With a jump-scare worthy clap of hands, Fiennes’ Slowik, who gives an excellently coiled performance, welcomes his guests and implores his diners to not eat, but to taste his food. A second course of bread but without the actual bread gets an amusing eye-roll out of Taylor-Joy. Slowik will tell ridiculous stories about each dish, preceded each time by that annoying hand clap. As the evening progresses, we soon realize all is not as it seems, with blood, violence, murder, and other horrors on the horizon.
Sounds like a good thriller at its core, no? In theory, yes, but with satires such as this, the tone needs perfect calibration for it to work. Unfortunately, I didn’t believe anything these characters said or did. As danger escalates, we see a couple of stabs at revulsion and protest, but not nearly enough when faced with carnage. I know the filmmakers have aimed to show the lengths people go to in order to justify keeping their heads in the sand, but this film favors taking cheap shots instead of exploring actual human behavior. How Slowik’s blindly obedient staff react to the events of the film, left me particularly baffled. I know the film exists in a milieu of heightened realism, but despite Taylor-Joy’s valiant efforts to act as our eyes and ears, we know so little about her, thus we have nothing to latch onto to get us through this supremely silly film. By the time we get to the last act, the stupid costumes and concept produce a figurative and literal flameout. It puts the camp into campfire, which feels like the final nail in the coffin of this film connecting on a truly emotional level.

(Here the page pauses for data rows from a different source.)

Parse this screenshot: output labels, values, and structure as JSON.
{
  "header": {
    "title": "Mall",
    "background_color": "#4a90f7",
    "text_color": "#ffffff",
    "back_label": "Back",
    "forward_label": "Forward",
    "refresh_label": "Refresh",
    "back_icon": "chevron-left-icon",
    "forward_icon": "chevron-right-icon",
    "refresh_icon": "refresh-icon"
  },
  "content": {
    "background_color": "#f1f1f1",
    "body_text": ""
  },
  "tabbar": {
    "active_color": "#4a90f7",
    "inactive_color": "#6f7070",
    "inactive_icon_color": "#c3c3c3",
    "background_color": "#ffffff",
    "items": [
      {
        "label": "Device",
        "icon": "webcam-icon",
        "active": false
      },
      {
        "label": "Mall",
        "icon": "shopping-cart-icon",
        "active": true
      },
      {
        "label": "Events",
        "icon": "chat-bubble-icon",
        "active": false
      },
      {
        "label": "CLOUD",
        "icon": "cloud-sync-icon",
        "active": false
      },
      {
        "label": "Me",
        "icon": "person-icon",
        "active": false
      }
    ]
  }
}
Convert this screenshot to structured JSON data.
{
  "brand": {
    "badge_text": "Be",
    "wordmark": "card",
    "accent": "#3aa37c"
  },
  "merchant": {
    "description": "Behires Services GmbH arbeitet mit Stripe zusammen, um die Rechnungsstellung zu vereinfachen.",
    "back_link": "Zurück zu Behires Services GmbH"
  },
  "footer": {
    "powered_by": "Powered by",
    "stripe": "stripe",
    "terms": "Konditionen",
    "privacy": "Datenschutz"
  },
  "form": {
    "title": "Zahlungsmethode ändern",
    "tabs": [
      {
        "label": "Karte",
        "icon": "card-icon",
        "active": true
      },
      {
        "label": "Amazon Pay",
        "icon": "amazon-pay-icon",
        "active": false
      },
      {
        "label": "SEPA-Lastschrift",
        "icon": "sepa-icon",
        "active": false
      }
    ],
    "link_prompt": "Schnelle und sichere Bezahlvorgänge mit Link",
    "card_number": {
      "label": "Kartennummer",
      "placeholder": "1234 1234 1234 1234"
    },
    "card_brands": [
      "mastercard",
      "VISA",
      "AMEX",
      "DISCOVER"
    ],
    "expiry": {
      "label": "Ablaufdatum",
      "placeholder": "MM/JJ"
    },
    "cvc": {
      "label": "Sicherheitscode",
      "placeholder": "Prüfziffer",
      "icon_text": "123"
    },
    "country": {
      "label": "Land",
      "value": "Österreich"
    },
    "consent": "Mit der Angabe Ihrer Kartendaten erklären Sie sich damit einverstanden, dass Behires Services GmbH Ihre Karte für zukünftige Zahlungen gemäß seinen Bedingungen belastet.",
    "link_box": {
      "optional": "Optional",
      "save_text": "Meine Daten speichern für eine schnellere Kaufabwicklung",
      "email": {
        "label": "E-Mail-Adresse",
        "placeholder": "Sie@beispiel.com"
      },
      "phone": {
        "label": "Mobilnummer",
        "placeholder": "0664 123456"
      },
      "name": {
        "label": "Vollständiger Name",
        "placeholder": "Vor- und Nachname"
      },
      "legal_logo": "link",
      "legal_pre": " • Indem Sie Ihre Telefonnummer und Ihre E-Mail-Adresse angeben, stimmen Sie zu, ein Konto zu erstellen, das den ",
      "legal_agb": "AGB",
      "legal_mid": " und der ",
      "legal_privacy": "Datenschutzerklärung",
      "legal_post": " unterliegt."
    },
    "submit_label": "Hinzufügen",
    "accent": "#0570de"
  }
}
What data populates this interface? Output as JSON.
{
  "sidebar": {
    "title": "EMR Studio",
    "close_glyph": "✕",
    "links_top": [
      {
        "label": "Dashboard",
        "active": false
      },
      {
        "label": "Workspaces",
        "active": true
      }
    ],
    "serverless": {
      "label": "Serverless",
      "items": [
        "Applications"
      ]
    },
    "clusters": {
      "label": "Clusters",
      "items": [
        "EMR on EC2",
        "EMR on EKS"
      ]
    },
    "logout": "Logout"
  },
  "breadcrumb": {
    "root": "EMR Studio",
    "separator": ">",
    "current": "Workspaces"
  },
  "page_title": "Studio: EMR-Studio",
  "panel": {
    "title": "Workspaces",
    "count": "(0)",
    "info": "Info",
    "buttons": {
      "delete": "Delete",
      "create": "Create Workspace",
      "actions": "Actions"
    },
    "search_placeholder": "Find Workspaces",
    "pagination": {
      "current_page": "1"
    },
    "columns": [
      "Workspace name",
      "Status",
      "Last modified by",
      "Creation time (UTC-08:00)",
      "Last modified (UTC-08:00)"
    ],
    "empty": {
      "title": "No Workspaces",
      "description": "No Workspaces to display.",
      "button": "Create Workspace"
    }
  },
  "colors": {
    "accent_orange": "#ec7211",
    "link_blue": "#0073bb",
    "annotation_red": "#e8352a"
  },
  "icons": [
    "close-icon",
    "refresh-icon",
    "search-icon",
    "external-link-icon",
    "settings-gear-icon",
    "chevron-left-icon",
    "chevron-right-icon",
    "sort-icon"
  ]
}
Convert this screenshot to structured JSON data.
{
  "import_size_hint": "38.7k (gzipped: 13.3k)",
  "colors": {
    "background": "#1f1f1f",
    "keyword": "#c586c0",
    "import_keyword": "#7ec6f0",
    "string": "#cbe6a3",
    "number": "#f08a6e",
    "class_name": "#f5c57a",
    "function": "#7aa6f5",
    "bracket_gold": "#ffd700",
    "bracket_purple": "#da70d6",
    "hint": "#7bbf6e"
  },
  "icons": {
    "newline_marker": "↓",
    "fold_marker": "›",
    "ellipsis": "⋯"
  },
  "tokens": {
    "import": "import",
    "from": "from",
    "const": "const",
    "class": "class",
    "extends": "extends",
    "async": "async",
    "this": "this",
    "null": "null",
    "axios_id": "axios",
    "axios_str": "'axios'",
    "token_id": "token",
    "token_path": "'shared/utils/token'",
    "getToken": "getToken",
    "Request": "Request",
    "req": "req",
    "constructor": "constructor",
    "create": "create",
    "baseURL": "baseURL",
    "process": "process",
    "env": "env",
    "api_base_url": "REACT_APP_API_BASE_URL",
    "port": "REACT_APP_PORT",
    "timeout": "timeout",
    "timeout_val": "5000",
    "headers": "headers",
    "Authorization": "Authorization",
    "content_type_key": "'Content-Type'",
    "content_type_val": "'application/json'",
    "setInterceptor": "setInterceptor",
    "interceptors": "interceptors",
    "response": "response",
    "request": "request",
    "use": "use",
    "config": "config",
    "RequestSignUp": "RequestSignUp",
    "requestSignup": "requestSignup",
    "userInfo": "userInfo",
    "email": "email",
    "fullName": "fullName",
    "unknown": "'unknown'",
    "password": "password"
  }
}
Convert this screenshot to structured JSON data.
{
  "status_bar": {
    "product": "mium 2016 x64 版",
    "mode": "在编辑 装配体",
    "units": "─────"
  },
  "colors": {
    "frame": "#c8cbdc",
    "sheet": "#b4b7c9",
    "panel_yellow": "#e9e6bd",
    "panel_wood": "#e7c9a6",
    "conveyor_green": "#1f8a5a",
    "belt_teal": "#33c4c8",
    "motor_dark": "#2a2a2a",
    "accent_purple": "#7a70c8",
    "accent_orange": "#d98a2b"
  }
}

On the surface, the twists and turns of the story pack some punch. It’s fast and furious, and Mylod keeps things moving at breakneck pace throughout. Peter Deming’s cinematography and Ethan Tubman’s production design prove beautifully immersive, credibly presenting the rarified air of this world. Characters acting real isn’t required in satire. Look at Dr. Strangelove, The Cook, The Thief, His Wife & Her Lover, and the recent Triangle Of Sadness as examples of successfully heightened reality. Despite some cartoonish performances in all of these films, the tone and subtle elements of the screenplays proved key in getting us through some of the more outrageous plot points. The Menu, by contrast, takes a rich premise and turns it into dumb gags and throws its characters around a chess board in service of its plot instead of letting us believe any of their motivations. I’m sending this one back, and that’s my final terrible Dad joke.
By Glenn Gaylord, Senior Film Critic
The Menu opens in US theaters on November 18th, 2022.